L'existence d'une entreprise sur six est menacée par des retards et des défauts de paiement. Les suppléments de prix, les licenciements et les dispenses d'investissement sont des contre-mesures. Les moyens de paiement modernes sont encore peu offerts. Ceci est démontré par l'étude représentative d'EOS «Habitudes de paiement européennes» 2018.

  • Le consentement fondamental à payer des clients suisses s'est amélioré d'un point en pourcentage par rapport à l'année précédente (2018: défauts de paiement de 2 %, 2017: 3 %)
  • Par ailleurs, les clients prennent plus de temps pour payer et une facture sur six est payée en retard (2018: défaut de 16 % des créances, 2017: 15 %).
  • En Suisse, 42 % des entreprises travaillent régulièrement avec des sociétés de recouvrement.
  • Les professionnels récupèrent 7 % du total des revenus de l'entreprise, ce qui représente une amélioration d'un point en pourcentage par rapport à l'année précédente.

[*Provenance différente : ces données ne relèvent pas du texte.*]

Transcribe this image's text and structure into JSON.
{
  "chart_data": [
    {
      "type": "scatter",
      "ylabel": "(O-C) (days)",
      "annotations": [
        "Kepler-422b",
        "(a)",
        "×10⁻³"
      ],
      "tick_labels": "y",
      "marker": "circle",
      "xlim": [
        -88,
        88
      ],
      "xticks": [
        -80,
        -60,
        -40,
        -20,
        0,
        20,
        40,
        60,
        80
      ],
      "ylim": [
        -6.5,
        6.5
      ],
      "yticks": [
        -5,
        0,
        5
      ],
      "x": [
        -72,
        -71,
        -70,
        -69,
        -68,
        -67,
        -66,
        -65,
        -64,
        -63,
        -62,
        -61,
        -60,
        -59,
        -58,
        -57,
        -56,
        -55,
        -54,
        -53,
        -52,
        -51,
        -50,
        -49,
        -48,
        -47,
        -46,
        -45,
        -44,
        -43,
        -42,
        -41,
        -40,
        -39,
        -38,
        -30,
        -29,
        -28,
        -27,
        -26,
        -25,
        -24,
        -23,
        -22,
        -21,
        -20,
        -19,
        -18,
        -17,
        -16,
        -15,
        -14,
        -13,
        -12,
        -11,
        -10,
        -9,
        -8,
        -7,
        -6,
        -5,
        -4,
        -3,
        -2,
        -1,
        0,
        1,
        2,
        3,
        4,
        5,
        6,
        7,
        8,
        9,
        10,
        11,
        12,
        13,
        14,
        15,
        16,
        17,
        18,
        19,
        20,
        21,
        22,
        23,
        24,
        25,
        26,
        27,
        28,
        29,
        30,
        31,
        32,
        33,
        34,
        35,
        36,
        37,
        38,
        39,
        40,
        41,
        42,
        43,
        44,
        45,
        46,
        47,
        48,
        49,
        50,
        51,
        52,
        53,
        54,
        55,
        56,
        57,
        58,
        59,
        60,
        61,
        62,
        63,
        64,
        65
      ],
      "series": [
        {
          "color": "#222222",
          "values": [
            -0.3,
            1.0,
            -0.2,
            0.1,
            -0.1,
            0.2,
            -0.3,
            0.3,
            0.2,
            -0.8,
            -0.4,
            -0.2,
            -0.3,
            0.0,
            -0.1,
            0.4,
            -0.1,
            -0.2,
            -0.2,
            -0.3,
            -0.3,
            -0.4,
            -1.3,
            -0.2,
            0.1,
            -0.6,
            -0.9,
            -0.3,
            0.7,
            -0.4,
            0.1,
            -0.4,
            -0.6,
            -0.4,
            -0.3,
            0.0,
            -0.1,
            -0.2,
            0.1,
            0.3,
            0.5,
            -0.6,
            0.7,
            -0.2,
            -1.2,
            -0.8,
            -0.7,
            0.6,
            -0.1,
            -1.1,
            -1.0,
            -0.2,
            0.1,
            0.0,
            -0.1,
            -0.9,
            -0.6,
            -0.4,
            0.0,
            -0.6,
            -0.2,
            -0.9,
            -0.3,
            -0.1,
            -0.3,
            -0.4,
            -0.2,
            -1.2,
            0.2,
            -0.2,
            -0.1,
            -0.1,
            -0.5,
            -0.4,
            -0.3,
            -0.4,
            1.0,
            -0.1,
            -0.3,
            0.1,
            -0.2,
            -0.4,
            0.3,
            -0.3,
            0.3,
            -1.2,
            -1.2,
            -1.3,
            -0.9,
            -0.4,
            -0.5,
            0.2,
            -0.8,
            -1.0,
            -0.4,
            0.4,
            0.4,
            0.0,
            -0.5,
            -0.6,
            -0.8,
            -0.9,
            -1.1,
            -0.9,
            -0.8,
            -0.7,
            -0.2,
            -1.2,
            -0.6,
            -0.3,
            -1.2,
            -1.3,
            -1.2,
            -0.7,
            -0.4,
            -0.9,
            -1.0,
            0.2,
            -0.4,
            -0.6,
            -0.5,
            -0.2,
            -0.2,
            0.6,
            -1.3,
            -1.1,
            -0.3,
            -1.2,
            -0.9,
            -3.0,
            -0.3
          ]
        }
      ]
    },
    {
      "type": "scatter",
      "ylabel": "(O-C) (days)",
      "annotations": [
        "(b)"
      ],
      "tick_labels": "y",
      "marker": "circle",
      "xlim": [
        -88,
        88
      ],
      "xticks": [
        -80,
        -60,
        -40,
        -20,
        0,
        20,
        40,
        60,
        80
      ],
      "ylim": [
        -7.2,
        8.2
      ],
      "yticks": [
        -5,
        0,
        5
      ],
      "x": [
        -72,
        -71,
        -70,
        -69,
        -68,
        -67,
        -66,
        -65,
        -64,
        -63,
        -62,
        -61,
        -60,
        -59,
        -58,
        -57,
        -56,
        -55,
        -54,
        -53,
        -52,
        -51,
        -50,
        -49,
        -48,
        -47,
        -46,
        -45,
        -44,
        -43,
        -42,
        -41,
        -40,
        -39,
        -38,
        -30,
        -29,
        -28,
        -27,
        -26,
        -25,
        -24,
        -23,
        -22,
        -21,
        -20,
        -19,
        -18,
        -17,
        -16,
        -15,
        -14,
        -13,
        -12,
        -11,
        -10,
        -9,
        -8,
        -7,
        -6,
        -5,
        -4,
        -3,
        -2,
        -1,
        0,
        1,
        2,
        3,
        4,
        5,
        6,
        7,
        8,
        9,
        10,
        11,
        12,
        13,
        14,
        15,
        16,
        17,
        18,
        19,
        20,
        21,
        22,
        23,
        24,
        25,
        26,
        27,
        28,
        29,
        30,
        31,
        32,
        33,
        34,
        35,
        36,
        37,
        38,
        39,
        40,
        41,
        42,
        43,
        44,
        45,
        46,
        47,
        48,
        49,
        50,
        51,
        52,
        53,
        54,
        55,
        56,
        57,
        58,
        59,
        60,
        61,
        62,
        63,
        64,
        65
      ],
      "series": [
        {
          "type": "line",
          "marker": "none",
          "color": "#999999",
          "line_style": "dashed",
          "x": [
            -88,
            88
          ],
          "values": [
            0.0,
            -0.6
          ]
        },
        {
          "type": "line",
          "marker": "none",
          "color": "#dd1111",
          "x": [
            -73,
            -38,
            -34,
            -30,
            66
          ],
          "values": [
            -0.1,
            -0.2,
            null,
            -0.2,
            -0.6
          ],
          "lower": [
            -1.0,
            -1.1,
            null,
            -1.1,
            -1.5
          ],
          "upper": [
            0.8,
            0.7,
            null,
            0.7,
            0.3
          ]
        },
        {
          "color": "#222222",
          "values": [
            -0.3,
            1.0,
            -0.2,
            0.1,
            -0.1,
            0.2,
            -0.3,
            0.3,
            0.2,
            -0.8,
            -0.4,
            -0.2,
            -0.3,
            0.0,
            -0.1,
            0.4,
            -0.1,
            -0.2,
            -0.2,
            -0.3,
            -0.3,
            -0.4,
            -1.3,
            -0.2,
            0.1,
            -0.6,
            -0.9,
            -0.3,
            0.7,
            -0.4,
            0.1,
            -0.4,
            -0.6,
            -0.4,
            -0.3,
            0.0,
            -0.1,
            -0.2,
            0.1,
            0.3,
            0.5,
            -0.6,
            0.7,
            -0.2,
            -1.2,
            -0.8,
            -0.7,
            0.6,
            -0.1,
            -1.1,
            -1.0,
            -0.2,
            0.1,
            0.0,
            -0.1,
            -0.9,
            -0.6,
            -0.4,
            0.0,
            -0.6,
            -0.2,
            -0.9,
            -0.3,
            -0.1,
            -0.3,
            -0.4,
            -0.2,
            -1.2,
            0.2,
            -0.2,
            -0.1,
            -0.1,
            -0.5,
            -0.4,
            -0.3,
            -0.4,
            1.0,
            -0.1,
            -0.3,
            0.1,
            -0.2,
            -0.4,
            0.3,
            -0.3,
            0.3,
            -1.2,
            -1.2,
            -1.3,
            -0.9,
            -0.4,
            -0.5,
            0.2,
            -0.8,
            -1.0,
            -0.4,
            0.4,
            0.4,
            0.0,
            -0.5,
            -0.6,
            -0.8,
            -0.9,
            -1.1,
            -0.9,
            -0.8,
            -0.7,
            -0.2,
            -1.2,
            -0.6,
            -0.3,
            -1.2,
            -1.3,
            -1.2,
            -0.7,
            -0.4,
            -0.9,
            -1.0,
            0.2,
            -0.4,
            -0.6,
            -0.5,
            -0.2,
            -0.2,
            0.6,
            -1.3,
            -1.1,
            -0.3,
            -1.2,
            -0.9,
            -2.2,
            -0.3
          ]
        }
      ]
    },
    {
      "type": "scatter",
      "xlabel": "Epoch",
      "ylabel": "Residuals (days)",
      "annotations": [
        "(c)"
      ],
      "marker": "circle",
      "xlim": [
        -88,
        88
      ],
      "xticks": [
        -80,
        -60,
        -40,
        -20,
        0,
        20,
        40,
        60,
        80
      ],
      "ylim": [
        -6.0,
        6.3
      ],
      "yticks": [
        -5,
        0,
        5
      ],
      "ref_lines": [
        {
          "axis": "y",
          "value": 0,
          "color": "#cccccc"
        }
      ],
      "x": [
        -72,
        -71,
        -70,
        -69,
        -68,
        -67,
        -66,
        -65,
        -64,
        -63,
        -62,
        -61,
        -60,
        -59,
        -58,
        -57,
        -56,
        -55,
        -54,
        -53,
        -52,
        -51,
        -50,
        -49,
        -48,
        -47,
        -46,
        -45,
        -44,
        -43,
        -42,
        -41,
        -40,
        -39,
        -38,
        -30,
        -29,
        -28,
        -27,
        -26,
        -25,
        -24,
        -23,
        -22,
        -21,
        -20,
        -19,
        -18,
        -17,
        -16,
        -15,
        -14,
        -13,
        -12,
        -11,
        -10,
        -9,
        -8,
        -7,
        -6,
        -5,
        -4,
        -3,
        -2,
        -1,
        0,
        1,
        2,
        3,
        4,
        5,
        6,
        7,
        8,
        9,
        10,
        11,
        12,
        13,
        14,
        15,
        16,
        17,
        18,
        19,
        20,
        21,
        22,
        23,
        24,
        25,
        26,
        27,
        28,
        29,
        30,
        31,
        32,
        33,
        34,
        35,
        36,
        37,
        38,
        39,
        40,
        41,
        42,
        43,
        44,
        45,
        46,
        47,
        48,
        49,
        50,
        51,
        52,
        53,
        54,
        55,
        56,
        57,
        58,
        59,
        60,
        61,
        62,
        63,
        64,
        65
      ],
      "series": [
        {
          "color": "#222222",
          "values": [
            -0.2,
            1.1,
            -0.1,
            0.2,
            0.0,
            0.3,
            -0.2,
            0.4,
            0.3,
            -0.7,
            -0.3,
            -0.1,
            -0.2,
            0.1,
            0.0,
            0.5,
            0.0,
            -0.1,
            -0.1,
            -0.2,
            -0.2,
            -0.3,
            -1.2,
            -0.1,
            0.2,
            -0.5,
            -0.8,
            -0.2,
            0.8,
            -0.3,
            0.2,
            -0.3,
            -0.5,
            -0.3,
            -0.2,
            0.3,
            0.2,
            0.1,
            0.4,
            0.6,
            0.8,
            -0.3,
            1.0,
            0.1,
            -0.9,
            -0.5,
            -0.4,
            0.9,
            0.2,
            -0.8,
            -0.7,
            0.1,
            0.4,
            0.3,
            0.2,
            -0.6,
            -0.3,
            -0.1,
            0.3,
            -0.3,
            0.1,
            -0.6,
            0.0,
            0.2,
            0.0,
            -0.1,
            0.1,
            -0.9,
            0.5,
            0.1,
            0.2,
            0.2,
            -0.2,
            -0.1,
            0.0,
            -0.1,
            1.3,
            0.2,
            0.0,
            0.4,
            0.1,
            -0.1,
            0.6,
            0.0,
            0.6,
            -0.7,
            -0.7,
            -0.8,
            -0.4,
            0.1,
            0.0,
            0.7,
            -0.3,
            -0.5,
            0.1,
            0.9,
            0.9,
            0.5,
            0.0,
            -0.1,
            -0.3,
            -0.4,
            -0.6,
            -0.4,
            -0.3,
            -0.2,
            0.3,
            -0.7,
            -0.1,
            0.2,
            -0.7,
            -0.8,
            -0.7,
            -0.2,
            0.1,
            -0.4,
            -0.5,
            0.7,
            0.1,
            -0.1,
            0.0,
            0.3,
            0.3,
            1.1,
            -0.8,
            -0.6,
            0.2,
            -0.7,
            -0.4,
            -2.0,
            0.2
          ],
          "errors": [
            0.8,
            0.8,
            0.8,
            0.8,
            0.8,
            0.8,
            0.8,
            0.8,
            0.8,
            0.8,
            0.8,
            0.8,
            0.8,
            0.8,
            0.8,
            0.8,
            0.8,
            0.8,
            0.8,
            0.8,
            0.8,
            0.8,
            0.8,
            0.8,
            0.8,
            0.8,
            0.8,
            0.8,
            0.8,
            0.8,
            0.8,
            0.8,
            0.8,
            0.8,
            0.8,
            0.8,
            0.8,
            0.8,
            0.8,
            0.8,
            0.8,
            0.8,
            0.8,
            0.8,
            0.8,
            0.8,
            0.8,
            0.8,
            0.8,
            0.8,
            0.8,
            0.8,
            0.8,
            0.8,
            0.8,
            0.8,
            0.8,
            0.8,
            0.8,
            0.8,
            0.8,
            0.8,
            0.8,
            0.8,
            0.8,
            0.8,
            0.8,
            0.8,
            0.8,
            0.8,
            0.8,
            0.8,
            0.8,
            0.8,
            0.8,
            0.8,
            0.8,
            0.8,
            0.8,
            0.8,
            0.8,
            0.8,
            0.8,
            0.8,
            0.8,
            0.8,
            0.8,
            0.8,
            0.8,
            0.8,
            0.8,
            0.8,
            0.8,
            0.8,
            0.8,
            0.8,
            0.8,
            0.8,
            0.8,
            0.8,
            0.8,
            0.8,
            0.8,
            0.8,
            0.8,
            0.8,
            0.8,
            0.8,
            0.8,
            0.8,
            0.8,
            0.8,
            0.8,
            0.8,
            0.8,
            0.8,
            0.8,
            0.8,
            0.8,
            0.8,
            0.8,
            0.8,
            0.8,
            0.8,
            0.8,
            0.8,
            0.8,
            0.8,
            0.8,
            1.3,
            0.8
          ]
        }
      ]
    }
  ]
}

Les conséquences des retards et des défauts sur la liquidité et la solidité du capital des sociétés concernées témoignent de l’importance d’un paiement ponctuel des dettes. Près d'une entreprise sur quatre tente de compenser la perte financière en réduisant ses effectifs, en arrêtant les embauches (24 %) et en augmentant les prix (23 %). Une autre mesure courante est la réduction des investissements (13 % des entreprises). Les retards de paiement, voire le non-paiement d'une dette, déclenchent ainsi un effet de boomerang classique qui concerne l'ensemble de la société.

La prédominance des canaux de paiement classiques reste intacte

Les méthodes de paiement numériques modernes ne sont pas encore très répandues. Seul le virement en ligne par des fournisseurs tiers (tels que Twint, Paypal, etc.) est en train de rattraper son retard, avec 28 % des entreprises qui proposent ce mode de paiement. Ce sont probablement des fournisseurs de magasins en ligne et hors ligne avec de gros volumes de petits achats. Le paiement à l'aide de dispositifs mobiles ou par porte-monnaie électronique avec une distribution de 3 à 5 % est encore complètement insignifiante. Les crypto-monnaies sont sur toutes les lèvres, mais un pour cent seulement offre des options de paiement appropriées. La Suisse ne fait d'ailleurs pas mieux que les pays européens à cet égard.